Kate Hu
Contact Information
- hu.3125@osu.edu
Areas of Expertise
- Use of auxiliary Information
- Cost-effective study design
- Z-estimation
- Proximal causal inference
- Casual inference with environmental data
Education
- PhD: Department of Biostatistics, University of Washington, Seattle, 2014
- BS: Department of Biochemistry, University of Hong Kong, 2006
Kate Hu joined the Department of Statistics in 2024, following her roles as Head of Data Science at Aclima, Inc. and Senior Data Scientist at Climate LLC, both climate-tech companies based in San Francisco. She earned her PhD from the University of Washington, Seattle, where her research focused on semiparametric inference, empirical processes, two-phase sampling, and the use of auxiliary information. During her postdoctoral research at Harvard University, she explored proximal causal inference with environmental data.

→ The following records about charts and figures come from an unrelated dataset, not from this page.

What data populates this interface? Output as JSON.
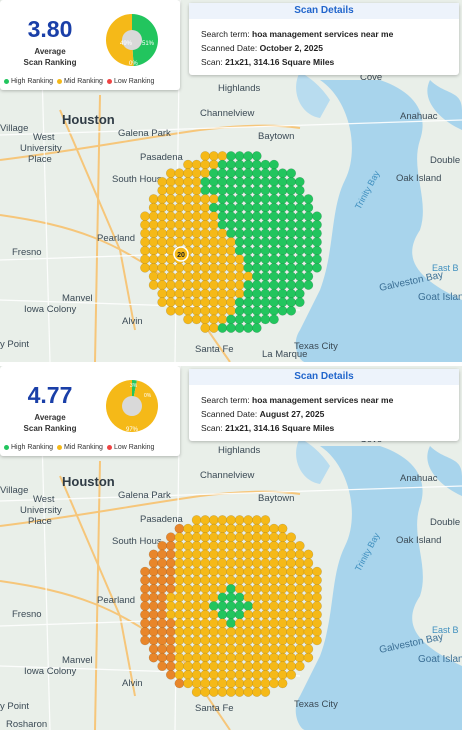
{
  "scans": [
    {
      "score": "3.80",
      "score_label_1": "Average",
      "score_label_2": "Scan Ranking",
      "pie": {
        "high_pct": "49%",
        "mid_pct": "51%",
        "low_pct": "0%",
        "high_fraction": 0.49,
        "mid_fraction": 0.51
      },
      "legend": {
        "high": "High Ranking",
        "mid": "Mid Ranking",
        "low": "Low Ranking"
      },
      "details": {
        "title": "Scan Details",
        "search_label": "Search term:",
        "search_value": "hoa management services near me",
        "date_label": "Scanned Date:",
        "date_value": "October 2, 2025",
        "scan_label": "Scan:",
        "scan_value": "21x21, 314.16 Square Miles"
      },
      "center_marker": "20"
    },
    {
      "score": "4.77",
      "score_label_1": "Average",
      "score_label_2": "Scan Ranking",
      "pie": {
        "high_pct": "3%",
        "mid_pct": "97%",
        "low_pct": "0%",
        "high_fraction": 0.03,
        "mid_fraction": 0.97
      },
      "legend": {
        "high": "High Ranking",
        "mid": "Mid Ranking",
        "low": "Low Ranking"
      },
      "details": {
        "title": "Scan Details",
        "search_label": "Search term:",
        "search_value": "hoa management services near me",
        "date_label": "Scanned Date:",
        "date_value": "August 27, 2025",
        "scan_label": "Scan:",
        "scan_value": "21x21, 314.16 Square Miles"
      }
    }
  ],
  "map_labels": {
    "houston": "Houston",
    "west_university": "West",
    "west_university_2": "University",
    "west_university_3": "Place",
    "village": "Village",
    "galena_park": "Galena Park",
    "pasadena": "Pasadena",
    "south_houston": "South Hous",
    "channelview": "Channelview",
    "highlands": "Highlands",
    "baytown": "Baytown",
    "cove": "Cove",
    "anahuac": "Anahuac",
    "double": "Double",
    "oak_island": "Oak Island",
    "trinity_bay": "Trinity Bay",
    "galveston_bay": "Galveston Bay",
    "east_b": "East B",
    "goat_island": "Goat Island",
    "fresno": "Fresno",
    "pearland": "Pearland",
    "manvel": "Manvel",
    "iowa_colony": "Iowa Colony",
    "alvin": "Alvin",
    "santa_fe": "Santa Fe",
    "la_marque": "La Marque",
    "texas_city": "Texas City",
    "point": "y Point",
    "rosharon": "Rosharon",
    "colors": {
      "high": "#22c55e",
      "mid": "#f5b918",
      "low": "#ef4444",
      "orange": "#e8862a"
    }
  }
}
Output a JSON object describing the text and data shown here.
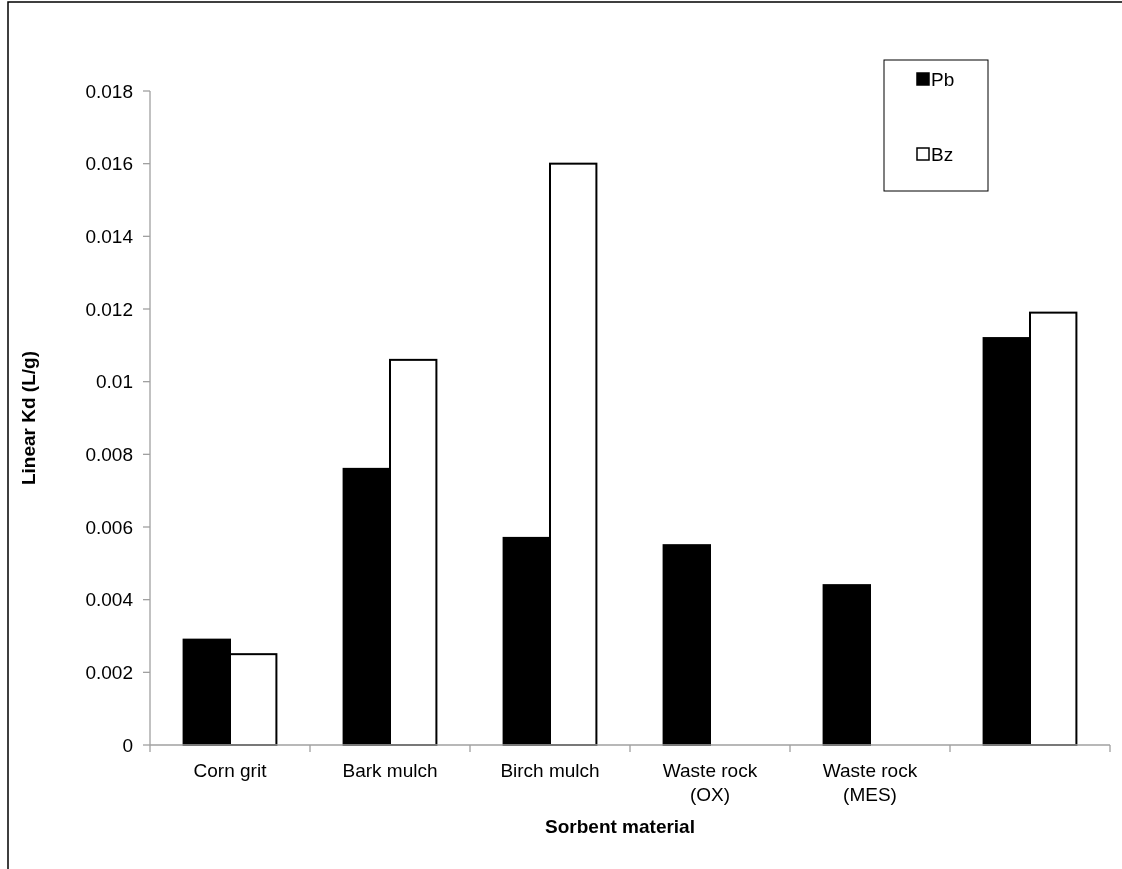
{
  "chart_data": {
    "type": "bar",
    "xlabel": "Sorbent material",
    "ylabel": "Linear Kd (L/g)",
    "categories": [
      "Corn grit",
      "Bark mulch",
      "Birch mulch",
      "Waste rock (OX)",
      "Waste rock (MES)",
      null
    ],
    "series": [
      {
        "name": "Pb",
        "color": "#000000",
        "values": [
          0.0029,
          0.0076,
          0.0057,
          0.0055,
          0.0044,
          0.0112
        ]
      },
      {
        "name": "Bz",
        "color": "#ffffff",
        "values": [
          0.0025,
          0.0106,
          0.016,
          null,
          null,
          0.0119
        ]
      }
    ],
    "ylim": [
      0,
      0.018
    ],
    "yticks": [
      0,
      0.002,
      0.004,
      0.006,
      0.008,
      0.01,
      0.012,
      0.014,
      0.016,
      0.018
    ],
    "grid": false,
    "legend": "top right"
  }
}
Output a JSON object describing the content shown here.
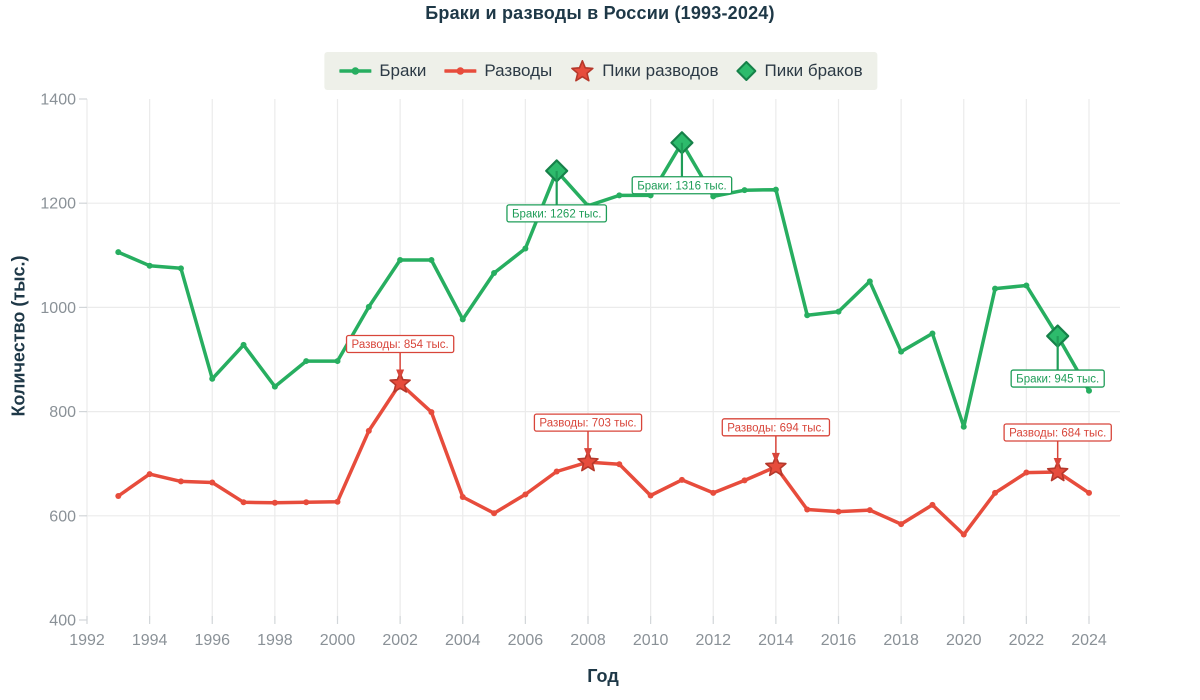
{
  "chart_data": {
    "type": "line",
    "title": "Браки и разводы в России (1993-2024)",
    "xlabel": "Год",
    "ylabel": "Количество (тыс.)",
    "x": [
      1993,
      1994,
      1995,
      1996,
      1997,
      1998,
      1999,
      2000,
      2001,
      2002,
      2003,
      2004,
      2005,
      2006,
      2007,
      2008,
      2009,
      2010,
      2011,
      2012,
      2013,
      2014,
      2015,
      2016,
      2017,
      2018,
      2019,
      2020,
      2021,
      2022,
      2023,
      2024
    ],
    "series": [
      {
        "name": "Браки",
        "color": "#27ae60",
        "values": [
          1106,
          1080,
          1075,
          863,
          928,
          848,
          897,
          897,
          1001,
          1091,
          1091,
          977,
          1066,
          1113,
          1262,
          1195,
          1215,
          1215,
          1316,
          1213,
          1225,
          1226,
          985,
          992,
          1050,
          915,
          950,
          771,
          1036,
          1042,
          945,
          840
        ]
      },
      {
        "name": "Разводы",
        "color": "#e74c3c",
        "values": [
          638,
          680,
          666,
          664,
          626,
          625,
          626,
          627,
          763,
          854,
          799,
          636,
          605,
          641,
          685,
          703,
          699,
          639,
          669,
          644,
          668,
          694,
          612,
          608,
          611,
          584,
          621,
          564,
          644,
          683,
          684,
          644
        ]
      }
    ],
    "marriage_peaks": [
      {
        "year": 2007,
        "value": 1262,
        "label": "Браки: 1262 тыс."
      },
      {
        "year": 2011,
        "value": 1316,
        "label": "Браки: 1316 тыс."
      },
      {
        "year": 2023,
        "value": 945,
        "label": "Браки: 945 тыс."
      }
    ],
    "divorce_peaks": [
      {
        "year": 2002,
        "value": 854,
        "label": "Разводы: 854 тыс."
      },
      {
        "year": 2008,
        "value": 703,
        "label": "Разводы: 703 тыс."
      },
      {
        "year": 2014,
        "value": 694,
        "label": "Разводы: 694 тыс."
      },
      {
        "year": 2023,
        "value": 684,
        "label": "Разводы: 684 тыс."
      }
    ],
    "xticks": [
      1992,
      1994,
      1996,
      1998,
      2000,
      2002,
      2004,
      2006,
      2008,
      2010,
      2012,
      2014,
      2016,
      2018,
      2020,
      2022,
      2024
    ],
    "yticks": [
      400,
      600,
      800,
      1000,
      1200,
      1400
    ],
    "ylim": [
      400,
      1400
    ],
    "xlim": [
      1992,
      2024
    ],
    "grid": true,
    "legend_position": "top-center"
  },
  "legend": {
    "items": [
      {
        "id": "marriages",
        "label": "Браки",
        "type": "line",
        "color": "#27ae60",
        "stroke": "#27ae60"
      },
      {
        "id": "divorces",
        "label": "Разводы",
        "type": "line",
        "color": "#e74c3c",
        "stroke": "#e74c3c"
      },
      {
        "id": "divorce-peaks",
        "label": "Пики разводов",
        "type": "star",
        "color": "#e74c3c",
        "stroke": "#b5382b"
      },
      {
        "id": "marriage-peaks",
        "label": "Пики браков",
        "type": "diamond",
        "color": "#2dbb6c",
        "stroke": "#168149"
      }
    ]
  },
  "colors": {
    "marriage_line": "#27ae60",
    "divorce_line": "#e74c3c",
    "diamond_fill": "#2dbb6c",
    "diamond_stroke": "#168149",
    "star_fill": "#e74c3c",
    "star_stroke": "#b5382b",
    "annotation_marriage": "#1f9d58",
    "annotation_divorce": "#d8453a",
    "grid": "#ebebeb",
    "tick_mark": "#d2d6d9",
    "tick_text": "#8a9197",
    "heading_text": "#1e3847",
    "legend_bg": "#eef0e9"
  }
}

Her current statistical research interests include
- on-farm experiment design and analysis
- causal inference with environmental data
- proximal causal inference
- use auxiliary information to improve statistical inference
- automating asymptotic analysis
Her current applied statistical research interests include
- precision agriculture
- epidemiology
- climate hazards
- designing environmental monitoring network
For students who are looking for reading courses, RA positions, dissertation topics, and research projects, you are welcome to contact me if you are interested in
- Inference problems with time series data or spatial data
- selection bias
- smart use of auxiliary information
- automating asymptotic analysis
- any applied statistical research topics listed above
For undergrad students, an additional topic is
- environmental and agricultural data analysis
My research style is problem-drive, which means we will focus on formulating and solving a problem. The choice of approaches and tools—whether Bayesian, frequentist, machine learning, or semiparametric models—depends on the specific problem at hand.